La presse nationale, largement présente à une conférence de presse organisée à Paris le 30 janvier (Libération, Le Monde...), a également relayé en boucle cette contre-expertise durant plus d’une semaine. Ce serait un euphémisme de dire que cette première contre-expertise a fait mouche !
Aussi le 13 février dernier, dans un communiqué de presse, le BRGM s’est résolu à préciser qu’il n’avait fait que répondre à une demande (commerciale) de la Société Anonyme de l’eau (la coopérative des irrigants) et de la CACG (Compagnie d’aménagement des côteaux de Gascogne) sur la base des éléments fournis par celles-ci, impliquant certaines limites à l’exercice !
Un aveu ravageur.
- Le BRGM concède ainsi que la période (2000-2011) « sur laquelle s’est basée son étude ne prend pas en compte les conditions météorologiques récentes et encore moins futures » en faisant référence aux périodes des sécheresses hivernales qui vont s’amplifier. Le BRGM estime pourtant qu’il est important de prendre en compte les évolutions climatiques en cours.

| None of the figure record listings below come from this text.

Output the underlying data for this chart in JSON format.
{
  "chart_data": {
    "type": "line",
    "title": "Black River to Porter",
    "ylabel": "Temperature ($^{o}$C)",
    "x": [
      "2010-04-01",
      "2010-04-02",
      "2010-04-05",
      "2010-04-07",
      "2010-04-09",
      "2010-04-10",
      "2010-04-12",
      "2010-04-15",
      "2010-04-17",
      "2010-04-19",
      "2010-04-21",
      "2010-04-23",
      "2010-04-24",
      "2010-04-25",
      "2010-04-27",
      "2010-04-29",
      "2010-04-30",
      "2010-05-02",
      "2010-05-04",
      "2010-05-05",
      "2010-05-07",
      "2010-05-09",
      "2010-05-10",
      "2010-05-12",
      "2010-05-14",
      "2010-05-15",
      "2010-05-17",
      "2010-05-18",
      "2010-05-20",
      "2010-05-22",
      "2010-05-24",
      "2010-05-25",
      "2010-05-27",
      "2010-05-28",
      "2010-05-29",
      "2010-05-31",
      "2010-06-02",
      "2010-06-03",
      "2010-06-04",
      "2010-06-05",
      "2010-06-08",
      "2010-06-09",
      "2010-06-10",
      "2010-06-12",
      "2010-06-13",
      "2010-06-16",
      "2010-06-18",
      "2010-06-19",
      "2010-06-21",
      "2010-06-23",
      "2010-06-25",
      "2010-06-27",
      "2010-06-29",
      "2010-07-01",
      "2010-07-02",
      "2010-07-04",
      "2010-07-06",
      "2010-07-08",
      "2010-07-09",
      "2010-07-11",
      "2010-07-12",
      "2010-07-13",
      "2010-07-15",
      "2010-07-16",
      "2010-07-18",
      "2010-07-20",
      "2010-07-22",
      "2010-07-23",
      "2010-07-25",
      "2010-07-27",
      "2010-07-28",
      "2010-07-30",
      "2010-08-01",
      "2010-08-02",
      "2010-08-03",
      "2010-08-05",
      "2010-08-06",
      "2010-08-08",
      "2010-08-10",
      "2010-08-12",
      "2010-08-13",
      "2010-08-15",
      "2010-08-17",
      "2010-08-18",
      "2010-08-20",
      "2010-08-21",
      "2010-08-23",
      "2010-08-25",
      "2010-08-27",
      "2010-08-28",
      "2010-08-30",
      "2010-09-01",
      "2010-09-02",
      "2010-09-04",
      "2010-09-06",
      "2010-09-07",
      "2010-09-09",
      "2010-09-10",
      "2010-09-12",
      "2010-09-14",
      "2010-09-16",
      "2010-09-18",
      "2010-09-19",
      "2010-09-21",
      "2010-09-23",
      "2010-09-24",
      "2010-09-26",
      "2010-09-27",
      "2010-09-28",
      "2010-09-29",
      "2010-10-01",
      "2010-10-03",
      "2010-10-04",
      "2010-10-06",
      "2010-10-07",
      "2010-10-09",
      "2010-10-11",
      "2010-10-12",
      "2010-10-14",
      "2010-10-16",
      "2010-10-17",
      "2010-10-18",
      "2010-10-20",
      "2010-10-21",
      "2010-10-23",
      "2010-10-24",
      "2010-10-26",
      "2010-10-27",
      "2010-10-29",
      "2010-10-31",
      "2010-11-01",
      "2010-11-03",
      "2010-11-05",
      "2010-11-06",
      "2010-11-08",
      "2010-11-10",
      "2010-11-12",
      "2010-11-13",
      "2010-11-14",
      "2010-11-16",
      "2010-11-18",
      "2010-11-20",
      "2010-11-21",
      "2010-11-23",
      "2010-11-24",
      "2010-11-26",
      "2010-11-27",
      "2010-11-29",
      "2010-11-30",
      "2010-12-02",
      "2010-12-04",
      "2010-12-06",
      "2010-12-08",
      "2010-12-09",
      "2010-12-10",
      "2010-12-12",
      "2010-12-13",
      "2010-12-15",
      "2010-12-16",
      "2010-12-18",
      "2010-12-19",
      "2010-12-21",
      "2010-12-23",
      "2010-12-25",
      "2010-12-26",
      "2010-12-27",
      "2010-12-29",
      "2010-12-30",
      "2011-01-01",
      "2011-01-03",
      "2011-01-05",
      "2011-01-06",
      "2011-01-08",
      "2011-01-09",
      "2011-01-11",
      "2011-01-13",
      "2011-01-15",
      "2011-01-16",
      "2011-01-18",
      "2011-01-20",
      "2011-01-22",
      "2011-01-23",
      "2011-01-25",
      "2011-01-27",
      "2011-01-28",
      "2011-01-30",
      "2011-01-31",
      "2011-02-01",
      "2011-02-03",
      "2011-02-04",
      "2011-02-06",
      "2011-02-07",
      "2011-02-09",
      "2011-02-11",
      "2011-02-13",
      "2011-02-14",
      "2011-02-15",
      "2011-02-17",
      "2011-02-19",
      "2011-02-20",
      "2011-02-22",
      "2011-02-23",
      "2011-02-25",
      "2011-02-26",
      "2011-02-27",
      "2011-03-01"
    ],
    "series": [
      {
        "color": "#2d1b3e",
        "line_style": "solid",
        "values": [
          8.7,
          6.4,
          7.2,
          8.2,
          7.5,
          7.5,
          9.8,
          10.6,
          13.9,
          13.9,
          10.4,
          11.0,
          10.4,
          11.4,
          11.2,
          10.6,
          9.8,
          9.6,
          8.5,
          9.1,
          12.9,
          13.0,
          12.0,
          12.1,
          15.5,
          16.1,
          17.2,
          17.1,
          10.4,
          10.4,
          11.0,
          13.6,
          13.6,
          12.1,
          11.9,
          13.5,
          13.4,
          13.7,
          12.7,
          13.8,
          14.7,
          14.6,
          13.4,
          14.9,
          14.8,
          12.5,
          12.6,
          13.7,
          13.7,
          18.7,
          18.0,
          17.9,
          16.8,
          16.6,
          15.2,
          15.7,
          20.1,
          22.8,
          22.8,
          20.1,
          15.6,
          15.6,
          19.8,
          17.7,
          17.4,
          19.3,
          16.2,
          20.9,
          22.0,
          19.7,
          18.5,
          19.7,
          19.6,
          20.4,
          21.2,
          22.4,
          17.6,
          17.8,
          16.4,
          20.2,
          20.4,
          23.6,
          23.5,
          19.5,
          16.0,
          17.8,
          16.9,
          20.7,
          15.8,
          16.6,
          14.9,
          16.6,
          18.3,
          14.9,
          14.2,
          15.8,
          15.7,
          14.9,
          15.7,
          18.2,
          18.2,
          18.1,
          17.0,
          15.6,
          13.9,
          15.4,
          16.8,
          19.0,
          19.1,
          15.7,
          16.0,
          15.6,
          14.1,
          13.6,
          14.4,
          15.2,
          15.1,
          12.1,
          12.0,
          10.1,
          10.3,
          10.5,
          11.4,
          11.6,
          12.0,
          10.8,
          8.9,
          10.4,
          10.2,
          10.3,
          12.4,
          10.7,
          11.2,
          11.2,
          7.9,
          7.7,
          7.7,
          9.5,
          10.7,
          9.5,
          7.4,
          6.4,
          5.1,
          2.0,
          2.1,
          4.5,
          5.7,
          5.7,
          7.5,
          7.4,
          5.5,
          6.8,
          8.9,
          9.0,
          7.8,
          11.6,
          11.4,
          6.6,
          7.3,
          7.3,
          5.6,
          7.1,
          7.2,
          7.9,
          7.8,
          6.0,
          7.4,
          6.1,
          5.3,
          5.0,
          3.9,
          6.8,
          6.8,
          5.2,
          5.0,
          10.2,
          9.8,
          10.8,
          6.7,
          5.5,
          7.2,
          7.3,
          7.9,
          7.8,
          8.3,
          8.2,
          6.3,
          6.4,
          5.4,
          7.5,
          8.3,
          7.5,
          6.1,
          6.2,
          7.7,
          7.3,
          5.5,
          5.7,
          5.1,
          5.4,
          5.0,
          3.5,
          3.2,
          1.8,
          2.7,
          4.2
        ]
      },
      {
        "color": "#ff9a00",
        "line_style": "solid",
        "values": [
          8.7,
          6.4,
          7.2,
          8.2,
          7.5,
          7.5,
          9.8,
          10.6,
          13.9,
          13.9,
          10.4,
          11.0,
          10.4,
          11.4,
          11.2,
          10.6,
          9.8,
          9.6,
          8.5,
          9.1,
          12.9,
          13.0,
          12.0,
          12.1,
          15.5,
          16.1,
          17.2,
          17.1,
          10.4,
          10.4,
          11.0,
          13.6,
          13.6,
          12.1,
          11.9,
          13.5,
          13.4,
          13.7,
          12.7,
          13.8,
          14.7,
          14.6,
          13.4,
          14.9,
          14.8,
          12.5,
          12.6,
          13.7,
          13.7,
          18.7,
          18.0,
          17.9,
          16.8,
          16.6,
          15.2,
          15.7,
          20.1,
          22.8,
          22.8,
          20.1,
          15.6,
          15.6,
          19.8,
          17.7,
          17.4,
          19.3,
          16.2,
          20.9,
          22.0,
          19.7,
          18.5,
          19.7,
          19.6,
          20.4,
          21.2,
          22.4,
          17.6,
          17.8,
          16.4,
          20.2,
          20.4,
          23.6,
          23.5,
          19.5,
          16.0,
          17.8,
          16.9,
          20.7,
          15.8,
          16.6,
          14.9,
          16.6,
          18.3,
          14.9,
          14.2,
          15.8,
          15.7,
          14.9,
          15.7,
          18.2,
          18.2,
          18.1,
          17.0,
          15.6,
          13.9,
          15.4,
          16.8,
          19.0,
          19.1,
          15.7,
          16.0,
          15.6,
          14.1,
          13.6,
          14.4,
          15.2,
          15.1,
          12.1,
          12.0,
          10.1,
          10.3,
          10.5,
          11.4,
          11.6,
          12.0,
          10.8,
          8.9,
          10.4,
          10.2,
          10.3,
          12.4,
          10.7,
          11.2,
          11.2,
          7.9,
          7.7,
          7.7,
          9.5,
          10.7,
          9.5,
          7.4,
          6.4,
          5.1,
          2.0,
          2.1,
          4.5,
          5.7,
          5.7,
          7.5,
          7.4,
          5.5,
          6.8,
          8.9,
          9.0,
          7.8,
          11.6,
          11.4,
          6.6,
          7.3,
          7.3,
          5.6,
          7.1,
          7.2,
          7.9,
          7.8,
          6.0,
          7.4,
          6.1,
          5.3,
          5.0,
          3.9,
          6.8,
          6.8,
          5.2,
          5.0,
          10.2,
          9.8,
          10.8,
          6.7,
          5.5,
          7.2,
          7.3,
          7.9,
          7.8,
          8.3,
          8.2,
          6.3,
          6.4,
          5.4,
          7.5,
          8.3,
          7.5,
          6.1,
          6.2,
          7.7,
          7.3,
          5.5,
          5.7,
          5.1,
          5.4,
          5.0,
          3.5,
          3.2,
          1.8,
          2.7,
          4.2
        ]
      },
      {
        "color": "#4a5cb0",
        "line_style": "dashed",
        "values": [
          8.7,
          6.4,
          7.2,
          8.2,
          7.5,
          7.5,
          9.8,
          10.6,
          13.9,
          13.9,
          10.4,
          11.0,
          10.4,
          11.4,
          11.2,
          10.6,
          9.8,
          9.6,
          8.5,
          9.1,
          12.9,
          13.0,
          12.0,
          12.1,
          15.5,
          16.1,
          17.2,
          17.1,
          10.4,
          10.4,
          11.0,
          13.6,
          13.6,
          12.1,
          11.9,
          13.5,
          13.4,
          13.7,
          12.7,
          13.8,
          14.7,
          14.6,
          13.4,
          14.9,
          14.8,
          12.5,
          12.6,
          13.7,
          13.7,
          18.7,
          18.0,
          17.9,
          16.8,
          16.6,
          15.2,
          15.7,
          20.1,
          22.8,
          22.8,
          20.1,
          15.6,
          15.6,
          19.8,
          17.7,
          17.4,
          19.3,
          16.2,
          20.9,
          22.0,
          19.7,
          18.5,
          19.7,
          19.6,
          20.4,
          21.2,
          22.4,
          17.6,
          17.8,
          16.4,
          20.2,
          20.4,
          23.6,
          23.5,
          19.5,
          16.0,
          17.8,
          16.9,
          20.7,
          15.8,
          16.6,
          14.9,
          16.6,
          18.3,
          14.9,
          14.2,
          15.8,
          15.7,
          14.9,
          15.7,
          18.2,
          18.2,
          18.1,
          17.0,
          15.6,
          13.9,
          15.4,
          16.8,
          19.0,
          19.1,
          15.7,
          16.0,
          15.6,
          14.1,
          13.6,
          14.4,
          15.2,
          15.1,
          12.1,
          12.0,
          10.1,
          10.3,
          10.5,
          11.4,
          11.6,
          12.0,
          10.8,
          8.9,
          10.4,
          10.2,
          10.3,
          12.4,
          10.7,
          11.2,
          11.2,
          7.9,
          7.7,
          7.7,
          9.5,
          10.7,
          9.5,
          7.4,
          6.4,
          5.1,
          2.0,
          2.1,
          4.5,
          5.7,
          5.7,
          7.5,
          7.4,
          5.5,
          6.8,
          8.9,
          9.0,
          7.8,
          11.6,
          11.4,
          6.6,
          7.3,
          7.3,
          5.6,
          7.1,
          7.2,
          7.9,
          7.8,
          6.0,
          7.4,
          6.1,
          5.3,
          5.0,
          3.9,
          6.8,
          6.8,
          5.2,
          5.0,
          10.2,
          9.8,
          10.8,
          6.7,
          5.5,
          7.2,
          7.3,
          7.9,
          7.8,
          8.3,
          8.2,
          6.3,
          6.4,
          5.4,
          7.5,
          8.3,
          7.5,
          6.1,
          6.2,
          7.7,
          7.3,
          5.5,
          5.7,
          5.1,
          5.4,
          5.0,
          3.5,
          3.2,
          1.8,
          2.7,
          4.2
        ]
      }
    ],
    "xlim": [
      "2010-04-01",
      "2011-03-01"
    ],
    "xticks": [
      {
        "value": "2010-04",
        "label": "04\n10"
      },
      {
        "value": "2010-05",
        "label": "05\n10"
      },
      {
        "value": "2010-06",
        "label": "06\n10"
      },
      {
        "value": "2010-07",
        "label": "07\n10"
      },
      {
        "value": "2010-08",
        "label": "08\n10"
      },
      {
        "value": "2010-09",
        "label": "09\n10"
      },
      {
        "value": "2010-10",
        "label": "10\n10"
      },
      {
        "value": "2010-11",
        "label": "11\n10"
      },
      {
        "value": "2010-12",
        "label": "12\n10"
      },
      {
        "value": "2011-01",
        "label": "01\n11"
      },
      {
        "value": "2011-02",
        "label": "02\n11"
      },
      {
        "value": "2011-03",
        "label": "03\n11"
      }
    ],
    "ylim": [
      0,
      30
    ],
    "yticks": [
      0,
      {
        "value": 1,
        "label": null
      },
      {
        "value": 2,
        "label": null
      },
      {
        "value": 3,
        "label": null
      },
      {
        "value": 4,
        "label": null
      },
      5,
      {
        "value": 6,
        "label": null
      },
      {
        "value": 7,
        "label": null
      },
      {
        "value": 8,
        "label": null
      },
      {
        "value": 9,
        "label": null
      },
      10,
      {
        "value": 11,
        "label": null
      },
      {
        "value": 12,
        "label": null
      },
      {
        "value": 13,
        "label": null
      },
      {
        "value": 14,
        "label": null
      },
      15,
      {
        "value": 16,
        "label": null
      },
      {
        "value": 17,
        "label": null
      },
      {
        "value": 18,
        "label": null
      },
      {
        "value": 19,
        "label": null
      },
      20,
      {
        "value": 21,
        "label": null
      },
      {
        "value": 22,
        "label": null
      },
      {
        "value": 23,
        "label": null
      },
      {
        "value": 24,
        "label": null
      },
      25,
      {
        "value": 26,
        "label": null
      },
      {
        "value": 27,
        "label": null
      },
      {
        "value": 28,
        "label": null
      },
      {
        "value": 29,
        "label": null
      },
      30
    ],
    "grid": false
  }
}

– Le BRGM reconnaît ensuite, contrairement à son tweet du 9 août 2022, que son étude ne concerne pas les impacts à une échelle très locale.
– Enfin le BRGM y précise que « son rapport n’est pas une étude approfondie, ni une étude d’impact de toutes les conséquences possibles des prélèvements d’eau envisagés.
– Il ne s’agit pas non plus d’un article de recherche scientifique soumis à l’évaluation de la communauté scientifique. Il s’agit d’une étude répondant à une commande précise, donnant lieu à un rapport technique permettant de répondre aux questions posées avec les limites associées ».
Nonobstant, il n’en conclut pas moins à une amélioration de l’état des nappes et cours d’eau au printemps et en été après la mise en service des bassines…
Cela pourrait laisser penser que les volumes transférés de l’été vers l’hiver pourraient être disponibles pour les irrigant-e-s non relié-e-s aux bassines, mettant à mal le principe même de la substitution.
Ceci alors même que les connaissances sur le fonctionnement des milieux aquatiques sont en cours d’acquisition et qu’il n’y a actuellement aucune garantie sur l’accès à l’eau en été.
Dans le cadre de ces études, ne doutons pas qu’il y aura des pressions pour les orienter vers des possibilités de prélèvement au détriment des milieux naturels en se basant sur des indicateurs inadaptés pour protéger les milieux aquatiques mais favorables pour l’irrigation comme c’est le cas actuellement.
L’implication de l’Etat, garant du respect de la loi sur l’eau pour une gestion équilibrée de notre patrimoine commun, sera à scruter attentivement.
Enfin, le BRGM précisait qu’il va falloir attendre jusqu’à la fin 2024 pour connaître les résultats d’une nouvelle étude, et un délai indéterminé pour une éventuelle étude d’impact globale, ce qui signifie clairement que les BASSINES en cours de construction sont basées sur des études peu rigoureuses et incomplètes sur la ressource réellement disponible, notamment pour le remplissage hivernal !
Un tournant
Le communiqué diffusé par le BRGM suite à l’analyse critique de son étude commandée par la Coop de l’Eau 79 est un lâchage en règle de son client, la dite Coop de l’Eau 79.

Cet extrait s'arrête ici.